PURPOSE: For children with advanced cancer and their families, communication about prognosis is critical. Unfortunately, data demonstrate that prognostic communication occurs infrequently and inconsistently across advancing illness. Prior to developing an intervention to improve prognostic communication, we aimed to (1) characterize parent and oncologist perspectives on "best" approaches for prognostic communication, and (2) explore similarities and differences between parent and oncologist perspectives.

METHODS: Children with poor-prognosis solid tumors, their parents, and oncologists were followed prospectively for 24 months or until death. Matched semi-structured interviews were conducted with parents and oncologists 0-7 days after medical encounters at timepoints of disease progression or relapse. Reflexive thematic analysis was conducted to describe parent and oncologist impressions of communication quality.

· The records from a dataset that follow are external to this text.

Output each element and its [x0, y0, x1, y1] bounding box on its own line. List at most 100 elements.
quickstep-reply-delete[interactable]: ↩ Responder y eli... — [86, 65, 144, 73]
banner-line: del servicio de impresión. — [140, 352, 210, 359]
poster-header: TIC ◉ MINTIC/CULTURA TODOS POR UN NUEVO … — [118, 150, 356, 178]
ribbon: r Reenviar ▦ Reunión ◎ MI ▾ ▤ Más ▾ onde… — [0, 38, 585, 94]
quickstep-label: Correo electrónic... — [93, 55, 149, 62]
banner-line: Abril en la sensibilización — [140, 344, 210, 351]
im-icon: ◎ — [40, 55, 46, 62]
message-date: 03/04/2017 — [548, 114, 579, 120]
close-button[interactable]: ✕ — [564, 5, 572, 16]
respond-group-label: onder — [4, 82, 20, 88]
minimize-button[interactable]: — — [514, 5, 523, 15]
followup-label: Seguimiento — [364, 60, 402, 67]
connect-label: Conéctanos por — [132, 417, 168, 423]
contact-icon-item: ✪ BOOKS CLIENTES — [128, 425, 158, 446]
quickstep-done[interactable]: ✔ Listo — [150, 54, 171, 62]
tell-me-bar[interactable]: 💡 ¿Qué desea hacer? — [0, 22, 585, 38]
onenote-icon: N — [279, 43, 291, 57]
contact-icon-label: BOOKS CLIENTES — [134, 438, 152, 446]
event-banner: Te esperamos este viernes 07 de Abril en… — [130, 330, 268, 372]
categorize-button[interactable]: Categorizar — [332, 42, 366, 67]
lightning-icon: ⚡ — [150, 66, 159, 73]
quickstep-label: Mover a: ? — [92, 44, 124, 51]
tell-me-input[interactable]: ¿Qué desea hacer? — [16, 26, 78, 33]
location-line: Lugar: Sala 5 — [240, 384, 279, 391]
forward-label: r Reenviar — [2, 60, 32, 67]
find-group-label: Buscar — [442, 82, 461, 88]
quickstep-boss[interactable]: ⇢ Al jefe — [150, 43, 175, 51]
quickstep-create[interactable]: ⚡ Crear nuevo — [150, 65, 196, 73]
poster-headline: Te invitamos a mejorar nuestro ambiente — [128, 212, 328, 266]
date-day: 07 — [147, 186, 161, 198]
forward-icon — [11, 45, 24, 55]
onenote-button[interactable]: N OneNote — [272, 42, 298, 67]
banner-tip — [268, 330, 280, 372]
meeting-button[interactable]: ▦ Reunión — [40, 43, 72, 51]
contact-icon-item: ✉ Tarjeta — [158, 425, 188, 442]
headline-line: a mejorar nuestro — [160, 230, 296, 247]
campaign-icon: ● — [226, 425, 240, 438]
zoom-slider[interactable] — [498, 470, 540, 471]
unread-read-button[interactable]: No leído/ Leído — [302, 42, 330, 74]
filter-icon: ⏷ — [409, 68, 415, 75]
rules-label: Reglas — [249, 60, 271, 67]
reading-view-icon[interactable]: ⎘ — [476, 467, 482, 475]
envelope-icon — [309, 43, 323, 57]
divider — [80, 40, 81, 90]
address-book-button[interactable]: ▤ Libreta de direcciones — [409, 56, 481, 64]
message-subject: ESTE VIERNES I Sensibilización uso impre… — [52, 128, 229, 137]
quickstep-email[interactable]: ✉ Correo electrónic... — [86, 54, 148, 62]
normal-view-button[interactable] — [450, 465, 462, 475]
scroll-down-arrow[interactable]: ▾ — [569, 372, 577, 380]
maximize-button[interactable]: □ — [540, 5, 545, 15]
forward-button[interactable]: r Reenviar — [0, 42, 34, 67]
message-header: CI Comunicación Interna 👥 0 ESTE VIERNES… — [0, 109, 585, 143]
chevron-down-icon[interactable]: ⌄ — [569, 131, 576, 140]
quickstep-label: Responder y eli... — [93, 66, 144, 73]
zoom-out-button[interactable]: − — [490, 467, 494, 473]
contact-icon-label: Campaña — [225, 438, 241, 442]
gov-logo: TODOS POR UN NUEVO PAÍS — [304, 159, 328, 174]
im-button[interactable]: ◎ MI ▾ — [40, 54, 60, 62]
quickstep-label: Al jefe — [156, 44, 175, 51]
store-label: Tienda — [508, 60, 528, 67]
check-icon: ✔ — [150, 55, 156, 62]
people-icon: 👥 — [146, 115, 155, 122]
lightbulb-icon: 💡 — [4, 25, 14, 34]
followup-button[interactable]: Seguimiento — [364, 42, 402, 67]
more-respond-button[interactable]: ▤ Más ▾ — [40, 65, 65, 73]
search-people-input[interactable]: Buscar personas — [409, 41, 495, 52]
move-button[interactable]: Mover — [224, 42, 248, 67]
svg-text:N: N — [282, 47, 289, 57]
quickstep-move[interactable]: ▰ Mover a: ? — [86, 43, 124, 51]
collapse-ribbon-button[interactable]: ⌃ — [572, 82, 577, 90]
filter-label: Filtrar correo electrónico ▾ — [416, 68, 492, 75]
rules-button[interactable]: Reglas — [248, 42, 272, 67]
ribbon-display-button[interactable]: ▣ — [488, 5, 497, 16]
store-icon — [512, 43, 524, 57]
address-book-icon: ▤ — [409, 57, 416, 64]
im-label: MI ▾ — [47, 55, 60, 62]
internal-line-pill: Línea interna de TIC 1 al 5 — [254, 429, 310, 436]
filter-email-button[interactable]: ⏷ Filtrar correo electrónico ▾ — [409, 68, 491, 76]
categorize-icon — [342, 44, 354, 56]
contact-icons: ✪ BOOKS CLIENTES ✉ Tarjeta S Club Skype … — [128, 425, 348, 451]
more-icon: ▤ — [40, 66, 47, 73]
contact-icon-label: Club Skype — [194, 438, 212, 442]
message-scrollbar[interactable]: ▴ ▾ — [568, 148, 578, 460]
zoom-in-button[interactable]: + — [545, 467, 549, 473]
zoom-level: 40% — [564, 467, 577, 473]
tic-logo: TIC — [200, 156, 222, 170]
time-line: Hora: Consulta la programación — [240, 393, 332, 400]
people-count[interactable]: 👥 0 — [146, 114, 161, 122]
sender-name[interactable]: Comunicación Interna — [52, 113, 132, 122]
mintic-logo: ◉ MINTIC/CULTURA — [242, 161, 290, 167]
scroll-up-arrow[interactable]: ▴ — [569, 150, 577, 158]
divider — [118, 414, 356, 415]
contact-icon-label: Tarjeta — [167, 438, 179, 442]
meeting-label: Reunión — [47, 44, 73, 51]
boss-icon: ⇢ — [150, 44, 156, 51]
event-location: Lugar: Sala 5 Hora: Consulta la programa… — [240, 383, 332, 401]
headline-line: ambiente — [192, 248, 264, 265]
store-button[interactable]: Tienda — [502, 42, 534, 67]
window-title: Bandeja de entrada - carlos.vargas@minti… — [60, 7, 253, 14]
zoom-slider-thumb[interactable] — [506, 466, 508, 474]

RESULTS: A total of 68 interviews were conducted following serial disease reevaluation encounters involving 13 parents and five oncologists. Nine main themes were identified as "best" approaches: (1) speaking with honesty and clarity, (2) leaving room for hope, (3) leaning into a long-standing relationship, (4) personalizing language, (5) empowering the patient and family, (6) collaborating with the multidisciplinary team, (7) providing anticipatory guidance, (8) setting the scene, and (9) creating a therapeutic space. Parents and oncologists generally agreed on themes related to helpful communication approaches, while parents more explicitly described communication pitfalls.

CONCLUSION: Parents and oncologists described clear recommendations for helpful communication strategies and pitfalls to avoid during difficult prognostic disclosure. Future work should integrate patient perspectives in the design and testing of an intervention to improve prognostic communication in advanced childhood cancer.